Kirkus Reviews QR Code
CAPTAIN COBBLER by Keith Melton

CAPTAIN COBBLER

The Lincolnshire Uprising 1536

By Keith Melton

Pub Date: Oct. 1st, 2013
Publisher: Manuscript

Melton’s debut historical novel centers on the Roman Catholic religious insurrection in 16th-century England.

Using original historical sources, Melton’s novel takes place mostly following King Henry VIII’s break from the Catholic Church after the monarchy introduced the Dissolution of the Monasteries, one of its most divisive religious and political reforms, which began in 1536. In the small town of Louth in Lincolnshire lived a shoemaker named Nicholas Melton (a real historical figure but of no definite relation to the author).
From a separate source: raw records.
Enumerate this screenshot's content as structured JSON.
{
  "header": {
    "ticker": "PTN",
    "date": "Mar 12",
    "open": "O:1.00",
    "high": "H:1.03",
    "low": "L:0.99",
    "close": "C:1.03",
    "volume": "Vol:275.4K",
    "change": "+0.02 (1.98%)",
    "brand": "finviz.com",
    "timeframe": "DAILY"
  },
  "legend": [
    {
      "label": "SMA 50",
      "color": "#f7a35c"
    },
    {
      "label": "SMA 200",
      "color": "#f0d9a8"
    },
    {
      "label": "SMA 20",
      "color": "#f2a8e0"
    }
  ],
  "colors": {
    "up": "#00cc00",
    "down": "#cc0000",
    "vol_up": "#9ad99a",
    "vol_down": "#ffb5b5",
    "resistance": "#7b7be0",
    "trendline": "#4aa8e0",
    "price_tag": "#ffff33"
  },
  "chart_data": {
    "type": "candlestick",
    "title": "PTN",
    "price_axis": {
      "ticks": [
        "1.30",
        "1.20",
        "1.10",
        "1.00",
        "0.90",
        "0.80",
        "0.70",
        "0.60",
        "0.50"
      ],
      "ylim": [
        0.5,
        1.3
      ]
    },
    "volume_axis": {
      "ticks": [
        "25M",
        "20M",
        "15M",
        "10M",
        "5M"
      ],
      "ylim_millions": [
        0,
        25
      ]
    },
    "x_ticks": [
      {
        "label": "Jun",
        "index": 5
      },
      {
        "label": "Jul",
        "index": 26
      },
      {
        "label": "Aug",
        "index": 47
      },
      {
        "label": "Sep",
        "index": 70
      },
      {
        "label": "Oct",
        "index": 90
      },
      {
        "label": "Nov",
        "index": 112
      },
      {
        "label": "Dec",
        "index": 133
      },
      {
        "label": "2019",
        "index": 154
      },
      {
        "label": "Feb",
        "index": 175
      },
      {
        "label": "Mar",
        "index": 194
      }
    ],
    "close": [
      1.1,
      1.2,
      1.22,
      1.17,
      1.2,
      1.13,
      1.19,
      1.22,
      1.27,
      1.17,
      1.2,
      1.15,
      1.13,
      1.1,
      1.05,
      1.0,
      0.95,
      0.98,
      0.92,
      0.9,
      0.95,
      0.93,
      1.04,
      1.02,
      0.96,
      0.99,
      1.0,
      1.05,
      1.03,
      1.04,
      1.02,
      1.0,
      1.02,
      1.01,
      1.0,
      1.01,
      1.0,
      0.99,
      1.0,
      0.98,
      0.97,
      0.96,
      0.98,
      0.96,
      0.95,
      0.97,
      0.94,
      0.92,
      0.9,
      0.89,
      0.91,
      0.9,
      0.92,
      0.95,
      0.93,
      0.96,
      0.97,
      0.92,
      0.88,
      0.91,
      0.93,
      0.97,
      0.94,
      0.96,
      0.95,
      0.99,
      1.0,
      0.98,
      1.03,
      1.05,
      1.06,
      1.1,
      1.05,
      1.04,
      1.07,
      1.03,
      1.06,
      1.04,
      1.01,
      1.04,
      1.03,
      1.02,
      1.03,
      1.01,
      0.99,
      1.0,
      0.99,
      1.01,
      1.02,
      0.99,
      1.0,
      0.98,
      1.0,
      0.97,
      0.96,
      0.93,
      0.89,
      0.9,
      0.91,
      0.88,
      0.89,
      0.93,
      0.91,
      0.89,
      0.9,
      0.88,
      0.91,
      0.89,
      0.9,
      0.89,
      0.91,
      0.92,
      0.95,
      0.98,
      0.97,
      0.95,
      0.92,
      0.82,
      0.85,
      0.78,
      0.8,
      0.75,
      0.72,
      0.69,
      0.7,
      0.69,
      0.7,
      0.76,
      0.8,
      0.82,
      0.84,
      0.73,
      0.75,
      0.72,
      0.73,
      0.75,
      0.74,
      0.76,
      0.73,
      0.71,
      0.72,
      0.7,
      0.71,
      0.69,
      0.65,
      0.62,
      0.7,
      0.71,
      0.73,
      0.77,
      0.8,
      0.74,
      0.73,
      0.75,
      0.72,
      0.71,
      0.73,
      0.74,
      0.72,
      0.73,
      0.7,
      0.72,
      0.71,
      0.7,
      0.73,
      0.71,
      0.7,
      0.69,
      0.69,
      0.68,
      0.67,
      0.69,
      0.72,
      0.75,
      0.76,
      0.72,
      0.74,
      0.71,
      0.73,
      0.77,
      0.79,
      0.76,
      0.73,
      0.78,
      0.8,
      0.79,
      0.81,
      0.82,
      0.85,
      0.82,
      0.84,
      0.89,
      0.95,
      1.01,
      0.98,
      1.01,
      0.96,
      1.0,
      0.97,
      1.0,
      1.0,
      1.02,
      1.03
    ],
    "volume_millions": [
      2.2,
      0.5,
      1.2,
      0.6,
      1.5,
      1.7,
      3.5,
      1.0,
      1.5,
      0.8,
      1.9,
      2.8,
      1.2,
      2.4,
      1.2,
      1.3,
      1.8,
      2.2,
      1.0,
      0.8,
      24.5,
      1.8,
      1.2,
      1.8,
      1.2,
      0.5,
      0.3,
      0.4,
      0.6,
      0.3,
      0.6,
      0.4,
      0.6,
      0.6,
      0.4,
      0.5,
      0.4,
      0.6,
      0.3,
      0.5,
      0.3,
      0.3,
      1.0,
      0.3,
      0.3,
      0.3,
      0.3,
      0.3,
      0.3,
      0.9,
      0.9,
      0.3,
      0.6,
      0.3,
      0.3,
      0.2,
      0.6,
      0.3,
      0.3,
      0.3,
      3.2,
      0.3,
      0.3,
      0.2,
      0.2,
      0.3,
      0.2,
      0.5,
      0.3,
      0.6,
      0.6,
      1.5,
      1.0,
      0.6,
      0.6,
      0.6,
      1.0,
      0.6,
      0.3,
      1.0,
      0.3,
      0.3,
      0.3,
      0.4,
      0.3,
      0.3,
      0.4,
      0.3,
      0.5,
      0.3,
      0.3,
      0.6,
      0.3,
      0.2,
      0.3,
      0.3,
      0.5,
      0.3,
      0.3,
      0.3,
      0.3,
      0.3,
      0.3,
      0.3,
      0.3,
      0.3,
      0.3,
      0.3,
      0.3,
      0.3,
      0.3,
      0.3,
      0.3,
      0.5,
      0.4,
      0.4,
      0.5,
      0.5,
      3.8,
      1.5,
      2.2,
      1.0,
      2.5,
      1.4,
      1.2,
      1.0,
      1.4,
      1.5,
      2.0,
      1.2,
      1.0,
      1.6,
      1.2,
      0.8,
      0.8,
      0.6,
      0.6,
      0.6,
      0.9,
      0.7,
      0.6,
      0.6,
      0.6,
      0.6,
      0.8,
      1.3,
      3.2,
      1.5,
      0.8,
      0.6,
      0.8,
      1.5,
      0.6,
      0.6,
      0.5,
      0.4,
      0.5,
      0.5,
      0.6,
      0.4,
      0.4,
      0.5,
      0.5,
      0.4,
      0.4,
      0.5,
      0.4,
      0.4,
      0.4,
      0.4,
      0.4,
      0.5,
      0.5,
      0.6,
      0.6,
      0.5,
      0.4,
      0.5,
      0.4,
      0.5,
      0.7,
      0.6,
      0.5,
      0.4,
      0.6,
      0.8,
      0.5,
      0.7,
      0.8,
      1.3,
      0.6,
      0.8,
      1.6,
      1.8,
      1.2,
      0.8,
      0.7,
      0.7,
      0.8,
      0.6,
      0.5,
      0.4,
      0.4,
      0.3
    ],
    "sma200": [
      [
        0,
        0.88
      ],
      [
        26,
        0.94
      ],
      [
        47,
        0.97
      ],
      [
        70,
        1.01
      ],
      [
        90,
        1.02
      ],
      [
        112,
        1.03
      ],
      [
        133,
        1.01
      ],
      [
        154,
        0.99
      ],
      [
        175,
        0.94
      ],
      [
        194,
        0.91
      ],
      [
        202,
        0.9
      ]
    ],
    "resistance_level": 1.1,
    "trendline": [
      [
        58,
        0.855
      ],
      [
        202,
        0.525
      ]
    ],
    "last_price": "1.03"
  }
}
Though a simple cobbler by trade, he had great faith in Catholicism, and he soon found himself leading an uprising against the crown’s reforms. Dubbed Captain Cobbler by the townsfolk, and flirting with death by hanging stemming from charges of treason, Nicholas led the insurgents all the way to Lincoln, dressed in his multicolored Coat of Motley. With a cast of more than a hundred characters—many genuine historical figures­­—author Melton channels the spirit of his namesake (if not his ancestor) while presenting a vivid portrait of early 16th-century England during a most tumultuous time. With a thread of insurrection sewn throughout, the novel unfolds a colorful tapestry of the townsfolk of Louth and surrounding Lincolnshire as they debate and execute their plan to take on the royals. Via flashback, the narrative bounces from Nicholas’ jail cell in the Tower of London on the morning of his scheduled execution, to the fateful days of uprising in October 1536—then to his boyhood and teen years, and the early life of King Henry VIII and Catherine before the turmoil. The changing points of view can be confusing, though, as many chapters lack date and place references, and some of the material seems superfluous to the story. Generally, the archaic dialogue works well, though it may be too antiquated for some readers, and the shortage of plots twists and lack of a stronger story arc might keep the pages from turning more quickly. Regardless, Nicholas was certainly a noble man still worth following.

Straightforward historical fiction that needs a little more.